In your cmd start the server with:
python -m speechcraft.server
Note: The first time you start the server, it will download the models. This can take a while.
The Webservice is built with FastTaskAPI. In this regard, for each request it will create a task and return a job id. You can then check the status of the job and retrieve the result.
We recommend using fastSDK and FastTaskAPI as illustrated for easy file transfers.
Read the documentations of fastSDK, FastTaskAPI and media-toolkit to get the most out of the service and to familiarize yourself with the concepts.
You can configure some settings via environment variables:
ENV Variable | Description |
---|---|
MODELS_DIR | Path to the folder where the models are stored. For example the inswapper and the GPEN models are downloaded and stored in this folder. |
EMBEDDINGS_DIR | Path to the folder where the face embeddings are stored. Stored faces can be reused by the api. |
ALLOW_EMBEDDING_SAVE_ON_SERVER | If set to True, the embeddings can be saved on the server. Consider to set it false to avoid memory overflow or in multi-user scenarios |
For more settings and how to deploy the service check-out FastTaskAPI. For example it allows you to deploy the service with Runpod out of the box.
The webservice provides enpdoints for the swap, add_face and enhance_face functionality. You can send requests to the endpoints with any http client, e.g. requests, httpx, curl, etc.
Using fastSDK is the most convenient way to interact with the webservice. You can find an implementation of an SDK generated for fastSDK in the socaity SDK documentation.
FastSDK is a python module that provides a convenient way to interact with the webservice. You can find an implementation of an SDK generated for fastSDK in the socaity SDK documentation.
from media_toolkit import AudioFile
# text2speech
response = httpx.post("http://localhost:8009/text2voice", params={ "text" : "please contribute", "voice": "en_speaker_3"})
# voice cloning
audio = AudioFile().from_file("myfile.wav")
request = httpx.post(
"http://localhost:8009/voice2embedding", params={ "voice_name" : "hermine"},
files={"audio": audio.to_httpx_send_able_tuple()}
)
# voice2voice
response = httpx.post(
"http://localhost:8009/voice2voice",
params={ "voice_name" : "hermine"},
files={"audio": audio.to_httpx_send_able_tuple()}
)
This example shows how to do it with plain python requests.
import requests
# text2speech synthesis
response = requests.post("http://localhost:8009/text2voice", params={ "text" : "please contribute", "voice": "en_speaker_3"})
# Speaker embedding creation
with open("myfile.wav", "rb") as f:
audio = f.read()
response = requests.post(
"http://localhost:8009/voice2embedding",
params={ "voice_name" : "my_new_speaker"},
files={"audio_file": audio}
)
# voice2voice
response = requests.post(
"http://localhost:8009/voice2voice",
params={ "voice_name" : "my_new_speaker"},
files={"audio_file": audio}
)
The response is a json that includes the job id and meta information.
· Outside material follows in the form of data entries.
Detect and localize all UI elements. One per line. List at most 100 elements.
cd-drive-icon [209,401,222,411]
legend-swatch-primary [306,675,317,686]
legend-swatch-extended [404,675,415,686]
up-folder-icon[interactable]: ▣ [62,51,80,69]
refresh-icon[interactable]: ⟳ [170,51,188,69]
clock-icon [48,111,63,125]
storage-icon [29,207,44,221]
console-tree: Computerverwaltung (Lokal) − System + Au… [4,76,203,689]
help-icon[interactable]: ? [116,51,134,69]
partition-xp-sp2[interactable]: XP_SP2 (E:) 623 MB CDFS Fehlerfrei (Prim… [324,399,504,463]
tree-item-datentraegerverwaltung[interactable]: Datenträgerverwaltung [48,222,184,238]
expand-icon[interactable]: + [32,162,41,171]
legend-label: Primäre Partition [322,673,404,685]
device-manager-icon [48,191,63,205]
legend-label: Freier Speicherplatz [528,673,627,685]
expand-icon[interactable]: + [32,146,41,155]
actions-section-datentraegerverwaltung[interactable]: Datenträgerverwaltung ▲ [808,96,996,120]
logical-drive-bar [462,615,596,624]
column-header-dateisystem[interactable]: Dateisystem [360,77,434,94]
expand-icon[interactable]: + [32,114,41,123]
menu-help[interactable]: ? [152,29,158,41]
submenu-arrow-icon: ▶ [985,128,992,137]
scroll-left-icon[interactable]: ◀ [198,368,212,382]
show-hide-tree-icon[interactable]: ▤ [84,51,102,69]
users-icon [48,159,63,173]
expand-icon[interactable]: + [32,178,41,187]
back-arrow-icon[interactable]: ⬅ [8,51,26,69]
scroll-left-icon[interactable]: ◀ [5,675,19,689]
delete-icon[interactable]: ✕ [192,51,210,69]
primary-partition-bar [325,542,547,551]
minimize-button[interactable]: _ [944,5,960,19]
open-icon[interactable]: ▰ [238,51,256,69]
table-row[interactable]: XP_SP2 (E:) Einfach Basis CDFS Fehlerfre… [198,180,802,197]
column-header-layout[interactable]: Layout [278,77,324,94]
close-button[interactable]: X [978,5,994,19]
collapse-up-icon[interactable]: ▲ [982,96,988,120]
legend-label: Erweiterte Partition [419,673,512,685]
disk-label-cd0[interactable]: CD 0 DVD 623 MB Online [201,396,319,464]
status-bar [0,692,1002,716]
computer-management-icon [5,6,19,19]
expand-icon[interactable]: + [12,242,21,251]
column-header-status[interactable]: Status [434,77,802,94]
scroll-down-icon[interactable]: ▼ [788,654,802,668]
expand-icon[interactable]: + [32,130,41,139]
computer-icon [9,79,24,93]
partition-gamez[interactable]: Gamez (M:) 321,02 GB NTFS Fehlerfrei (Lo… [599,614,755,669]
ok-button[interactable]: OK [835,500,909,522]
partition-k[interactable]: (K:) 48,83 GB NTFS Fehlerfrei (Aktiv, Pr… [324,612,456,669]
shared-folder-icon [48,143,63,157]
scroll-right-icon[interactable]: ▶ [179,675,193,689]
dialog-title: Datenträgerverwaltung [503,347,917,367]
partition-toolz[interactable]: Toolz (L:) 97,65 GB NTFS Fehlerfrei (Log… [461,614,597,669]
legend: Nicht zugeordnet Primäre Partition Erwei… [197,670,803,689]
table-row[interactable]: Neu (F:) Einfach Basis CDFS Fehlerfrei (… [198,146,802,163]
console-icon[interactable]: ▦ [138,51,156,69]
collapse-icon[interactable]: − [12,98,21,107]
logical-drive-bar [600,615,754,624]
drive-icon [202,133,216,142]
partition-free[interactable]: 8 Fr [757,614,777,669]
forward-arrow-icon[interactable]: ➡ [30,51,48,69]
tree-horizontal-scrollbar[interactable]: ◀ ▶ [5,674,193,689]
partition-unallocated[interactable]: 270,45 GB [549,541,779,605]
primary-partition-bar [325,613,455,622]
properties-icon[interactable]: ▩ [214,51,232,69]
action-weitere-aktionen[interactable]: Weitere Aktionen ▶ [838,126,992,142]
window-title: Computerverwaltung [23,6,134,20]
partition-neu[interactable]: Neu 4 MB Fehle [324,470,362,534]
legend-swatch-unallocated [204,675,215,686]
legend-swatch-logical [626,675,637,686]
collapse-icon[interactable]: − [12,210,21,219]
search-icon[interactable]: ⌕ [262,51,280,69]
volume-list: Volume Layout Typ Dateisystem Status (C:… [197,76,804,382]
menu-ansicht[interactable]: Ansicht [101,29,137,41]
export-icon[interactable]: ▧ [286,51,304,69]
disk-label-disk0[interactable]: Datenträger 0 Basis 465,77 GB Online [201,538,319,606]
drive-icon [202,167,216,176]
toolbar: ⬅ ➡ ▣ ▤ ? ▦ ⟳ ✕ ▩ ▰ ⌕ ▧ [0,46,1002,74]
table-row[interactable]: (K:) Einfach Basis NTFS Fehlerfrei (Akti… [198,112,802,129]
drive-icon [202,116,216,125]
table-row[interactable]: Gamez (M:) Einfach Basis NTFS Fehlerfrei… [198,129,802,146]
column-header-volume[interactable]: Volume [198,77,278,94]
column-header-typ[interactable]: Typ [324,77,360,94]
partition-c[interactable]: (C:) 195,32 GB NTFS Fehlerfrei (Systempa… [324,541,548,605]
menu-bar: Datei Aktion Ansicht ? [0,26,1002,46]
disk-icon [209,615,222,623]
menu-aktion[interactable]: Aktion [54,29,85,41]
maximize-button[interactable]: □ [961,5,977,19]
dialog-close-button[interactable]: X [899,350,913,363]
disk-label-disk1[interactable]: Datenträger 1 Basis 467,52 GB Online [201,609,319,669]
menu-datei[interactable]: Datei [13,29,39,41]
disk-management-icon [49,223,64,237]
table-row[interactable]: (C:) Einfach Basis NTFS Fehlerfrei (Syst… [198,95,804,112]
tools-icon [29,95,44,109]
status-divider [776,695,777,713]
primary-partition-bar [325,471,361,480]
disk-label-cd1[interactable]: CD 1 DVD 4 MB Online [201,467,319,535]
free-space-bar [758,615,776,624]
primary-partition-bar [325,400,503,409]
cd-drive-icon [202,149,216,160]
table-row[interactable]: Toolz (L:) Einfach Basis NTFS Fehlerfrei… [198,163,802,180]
By sending then a request to the job endpoint you can check the status and progress of the job. If the job is finished, you will get the result, including the swapped image.
import requests
from media_toolkit import AudioFile
# check status of job
response = requests.get(f"http://localhost:8009/api/job/{job.json()['job_id']}")
# convert result to image file
audio = AudioFile().from_bytes(response.json()['result']))